- U.S. large-cap market gains continue to be largely driven by a handful of mega-cap stocks.
- The incredible run-up in these companies has significantly distorted the diversification characteristics and recent returns of most popular capitalization-weighted U.S. large-cap indices.
- The U.S. stock market capital distribution curve—which has historically tended to remain remarkably consistent over time—has recently seen a sharp uptick in the eight largest stock weights, unlike anything observed in the past 40 years.
- Capitalization-to-GDP ratios for the largest mega-cap stocks have climbed to historically high levels, indicating valuations now appear to be overvalued relative to their histories, similar to the increases seen in the dot-com bubble.
- Consequently, investors may want to review their mega-cap exposures in U.S. large-cap allocations, especially in passive strategies where concentrations have likely spiked higher.
- Markets have tended to revert to the mean in the long term, indicating it may be prudent to reallocate a portion of large-cap allocations to actively managed, risk-controlled strategies emphasizing broad diversification to help cover investors’ bases should current mega-cap momentum begin to shift.

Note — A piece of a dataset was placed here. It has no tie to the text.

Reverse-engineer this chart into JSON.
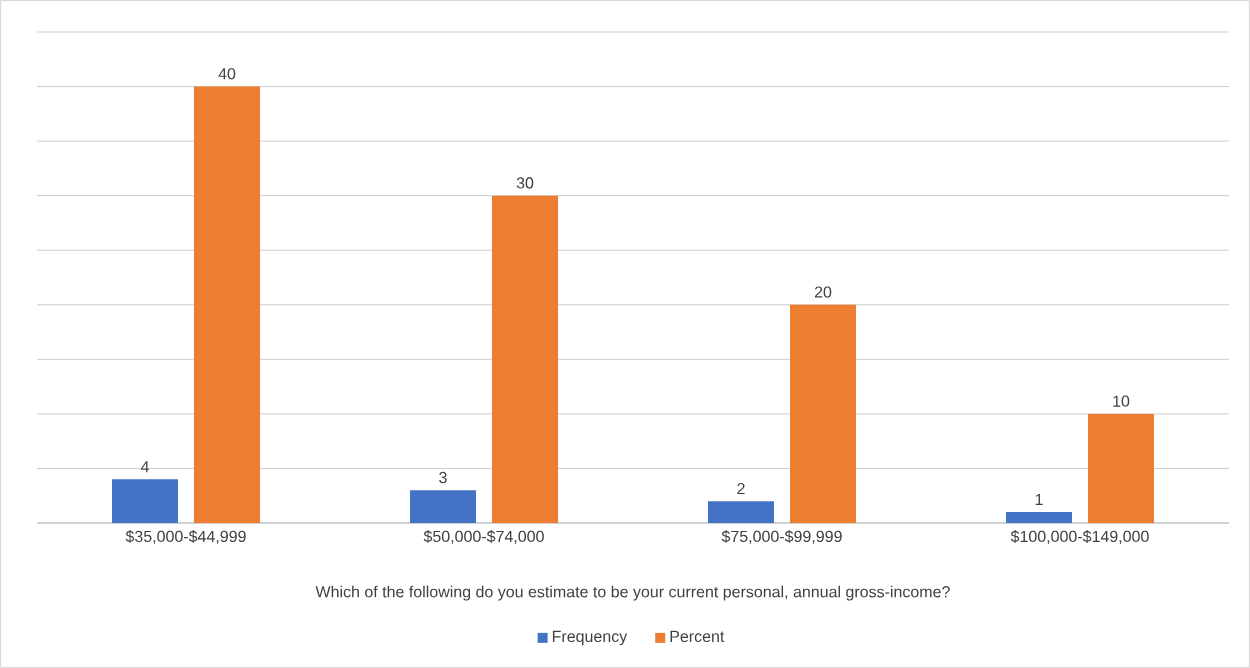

Mega-cap momentum and capital concentration
U.S. large-cap markets delivered another impressive year of returns in 2021. And once again the vast bulk of gains were driven by a handful of mega-cap stocks. The largest of the large caps—companies such as Apple, Amazon and Tesla—continued to wildly outperform the broader Russell 1000 Index, expanding on the mega-cap momentum cycle that has surged since 2018.